By Mike Jones
The NZD was the weakest performing currency last week.
More evidence of lacklustre NZ economic momentum, combined with a less upbeat global backdrop, saw the NZD/USD slip from 0.7700 to around 0.7550.
Last week’s data showed the NZ economy is still far from a picture of a health. REINZ data for December revealed a housing market still firmly in the doldrums, Q4’s GST-driven 2.3% increase in the CPI won’t have troubled the RBNZ, and November retail sales looked decidedly weak, at heart.
Not surprisingly, the downbeat data saw investors further scale back the extent of RBNZ tightening expected this year, weighing on the NZD.
From around 300bps at the start of the week, NZ-US 3-year swap spreads ended the week 10bps lower around 290bps. A bout of NZD/EUR selling also provided headwinds for the NZD last week. Not only did investors become more optimistic that fresh steps will be unveiled to end the European debt crisis, but mounting inflation fears bolstered ECB rate hike expectations. Indeed, a total of 75bps worth of ECB tightening is now expected over the next 12 months (compared to 65bps from the RBNZ).
Looking ahead, the upcoming NZ data week is relatively quiet, with Thursday’s OCR Review also primed to be devoid of drama.
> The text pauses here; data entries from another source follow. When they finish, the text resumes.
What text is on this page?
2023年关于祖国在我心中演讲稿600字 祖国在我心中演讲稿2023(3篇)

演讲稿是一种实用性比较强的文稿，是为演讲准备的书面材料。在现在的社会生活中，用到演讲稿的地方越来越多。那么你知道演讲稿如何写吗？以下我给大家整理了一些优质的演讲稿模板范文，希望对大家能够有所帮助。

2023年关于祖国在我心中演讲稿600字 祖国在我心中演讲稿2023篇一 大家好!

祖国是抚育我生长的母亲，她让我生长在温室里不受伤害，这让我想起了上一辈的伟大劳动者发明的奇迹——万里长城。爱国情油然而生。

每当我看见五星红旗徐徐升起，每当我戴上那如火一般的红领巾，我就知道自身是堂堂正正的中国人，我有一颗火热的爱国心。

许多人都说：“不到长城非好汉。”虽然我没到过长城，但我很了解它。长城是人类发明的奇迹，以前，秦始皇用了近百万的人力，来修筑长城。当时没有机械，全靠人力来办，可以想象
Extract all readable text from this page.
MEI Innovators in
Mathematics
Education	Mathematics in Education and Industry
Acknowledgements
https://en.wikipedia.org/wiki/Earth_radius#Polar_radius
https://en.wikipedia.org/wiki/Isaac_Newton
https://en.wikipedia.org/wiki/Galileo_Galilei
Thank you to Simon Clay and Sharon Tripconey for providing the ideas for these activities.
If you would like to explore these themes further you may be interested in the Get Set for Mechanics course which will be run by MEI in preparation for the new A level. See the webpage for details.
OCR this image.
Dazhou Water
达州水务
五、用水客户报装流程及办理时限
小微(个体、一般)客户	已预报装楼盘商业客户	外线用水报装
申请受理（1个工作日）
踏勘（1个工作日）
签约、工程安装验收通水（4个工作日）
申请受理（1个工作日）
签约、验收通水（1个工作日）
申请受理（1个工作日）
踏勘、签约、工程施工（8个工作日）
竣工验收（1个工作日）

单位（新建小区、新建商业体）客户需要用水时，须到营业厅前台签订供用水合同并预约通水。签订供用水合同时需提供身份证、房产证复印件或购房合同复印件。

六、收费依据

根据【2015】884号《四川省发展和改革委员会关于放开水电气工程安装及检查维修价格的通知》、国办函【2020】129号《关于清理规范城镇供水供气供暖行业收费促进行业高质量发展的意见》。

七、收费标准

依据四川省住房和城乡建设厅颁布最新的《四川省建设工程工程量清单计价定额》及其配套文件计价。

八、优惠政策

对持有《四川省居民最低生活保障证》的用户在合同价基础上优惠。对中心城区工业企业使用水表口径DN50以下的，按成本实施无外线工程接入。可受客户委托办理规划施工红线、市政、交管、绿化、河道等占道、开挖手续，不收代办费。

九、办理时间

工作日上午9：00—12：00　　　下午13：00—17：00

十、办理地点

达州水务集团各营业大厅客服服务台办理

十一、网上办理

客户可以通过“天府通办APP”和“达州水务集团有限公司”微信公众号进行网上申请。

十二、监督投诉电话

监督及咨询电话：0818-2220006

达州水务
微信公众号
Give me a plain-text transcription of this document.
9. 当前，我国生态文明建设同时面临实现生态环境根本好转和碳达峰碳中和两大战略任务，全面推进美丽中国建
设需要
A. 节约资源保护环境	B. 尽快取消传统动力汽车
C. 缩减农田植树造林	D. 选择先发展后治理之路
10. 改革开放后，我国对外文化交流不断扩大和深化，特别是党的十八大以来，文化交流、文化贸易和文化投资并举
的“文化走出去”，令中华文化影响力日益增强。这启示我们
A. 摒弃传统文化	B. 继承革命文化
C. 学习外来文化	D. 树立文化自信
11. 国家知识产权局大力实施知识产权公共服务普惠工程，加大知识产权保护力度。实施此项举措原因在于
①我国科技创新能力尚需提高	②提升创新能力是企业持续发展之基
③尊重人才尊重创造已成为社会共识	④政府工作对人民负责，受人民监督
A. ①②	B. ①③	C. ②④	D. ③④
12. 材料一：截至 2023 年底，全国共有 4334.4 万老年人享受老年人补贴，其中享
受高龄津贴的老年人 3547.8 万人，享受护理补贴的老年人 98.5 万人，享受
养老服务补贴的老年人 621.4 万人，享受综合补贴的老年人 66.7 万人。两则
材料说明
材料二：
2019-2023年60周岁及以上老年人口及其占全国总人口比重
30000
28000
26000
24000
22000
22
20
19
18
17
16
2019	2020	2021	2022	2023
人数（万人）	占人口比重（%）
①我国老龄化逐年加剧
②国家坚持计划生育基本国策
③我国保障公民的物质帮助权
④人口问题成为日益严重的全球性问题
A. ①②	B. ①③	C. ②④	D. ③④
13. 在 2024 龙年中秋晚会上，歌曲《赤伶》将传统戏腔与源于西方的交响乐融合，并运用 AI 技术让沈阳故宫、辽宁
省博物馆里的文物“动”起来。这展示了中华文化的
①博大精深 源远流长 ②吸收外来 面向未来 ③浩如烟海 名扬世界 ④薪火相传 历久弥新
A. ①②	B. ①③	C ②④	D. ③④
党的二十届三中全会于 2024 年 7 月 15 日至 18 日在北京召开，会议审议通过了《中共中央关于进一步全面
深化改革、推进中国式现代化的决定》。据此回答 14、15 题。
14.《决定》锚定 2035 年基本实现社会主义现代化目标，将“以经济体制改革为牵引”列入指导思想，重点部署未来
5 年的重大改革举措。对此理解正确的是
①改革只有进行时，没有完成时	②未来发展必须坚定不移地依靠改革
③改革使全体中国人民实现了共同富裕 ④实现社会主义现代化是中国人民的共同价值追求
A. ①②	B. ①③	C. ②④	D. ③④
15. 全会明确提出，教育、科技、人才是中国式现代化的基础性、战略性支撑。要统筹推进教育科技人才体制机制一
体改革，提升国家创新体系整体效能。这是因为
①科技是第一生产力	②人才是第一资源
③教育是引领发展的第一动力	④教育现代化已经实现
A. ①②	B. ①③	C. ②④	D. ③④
We expect the Reserve Bank’s one-pager to essentially reiterate the reserved tones of the December MPS, while leaving the OCR rate-cycle language open-ended enough to validate current market pricing. In contrast, the US data calendar is chock-a-block.
Tomorrow morning’s FOMC meeting, and a slew of US data later in the week should provide plenty of direction for the USD.
As a result, we expect the NZD/USD will take its cues from USD sentiment this week. It’s worth noting, NZD/USD “fair-value”, as estimated by our short-term valuation model, edged lower last week. The model now suggests a “fair-value” range of 0.7450-0.7650. We suspect the NZD/USD will spend most of the rest of the week contained by this range. Stiff headwinds are expected on rallies towards 0.7750.
Since our last report on Friday, the USD has continued to decline. In fact, on a trade-weighted basis, the USD has fallen around 1.3%. Global equity markets managed to eke out further modest gains overnight, as the Q4 US corporate earnings season continues to impress. The S&P500 is currently up around 0.5%, following gains of 0.01-0.8% on European bourses. The mild improvement in risk appetite saw investors trim positions in “safe-haven” currencies like the USD and JPY.
Against the broadly weaker USD, the EUR was one of the night’s strongest performers. Not only did the Eurozone PMI’s continue the recent run of better-than-expected European data, but US think tank Medley suggested the ECB could raise interest rates as early as Q3. From below 1.3600, EUR/USD climbed to 2-month highs above 1.3650. A broadly weaker USD was also the dominant theme of Friday’s offshore session.
Gains in the EUR were once again instrumental in setting the scene for a weaker USD. Risk-appetite was supported by upbeat economic news in Germany and a better-than expected earnings report from General Electric. The S&P500 closed up 0.2% on Friday, while commodity prices as measured by the broad CRB index were 0.6% higher. Stock markets advanced in Europe and sovereign credit spreads generally fell, thanks to increasing confidence that policymakers would prevent an escalation of the debt crisis.
ECB board member Stark said the ECB could buy government bonds or inject cash into commercial banks as part of a scheme to strengthen the Eurozone bailout fund.
Also helping EUR was continuing good economic news, helping cement the market’s expectation the ECB will hike rates 75bps over the next 12-months. The IFO measure of German business sentiment increased to its strongest in 20-years, while French business confidence also rose strongly.
Looking ahead, we wouldn’t be surprised to see the USD remain heavy this week. Wednesday morning’s FOMC meeting is widely expected to bring no change to the Fed’s quantitative easing programme.
Recent US data releases suggest the recovery is gaining some traction, but the level of unemployment remains high and core inflation is still extremely subdued. Elsewhere, generally solid analyst expectations for this week’s plethora of US data suggests a high hurdle for the positive surprises needed to trigger further USD gains.
Reports on home sales, durable goods orders, consumer confidence, and GDP will all be worth watching. All up, we suspect rallies will be limited to 79.00 on the USD index.
Mike Jones is part of the BNZ research team.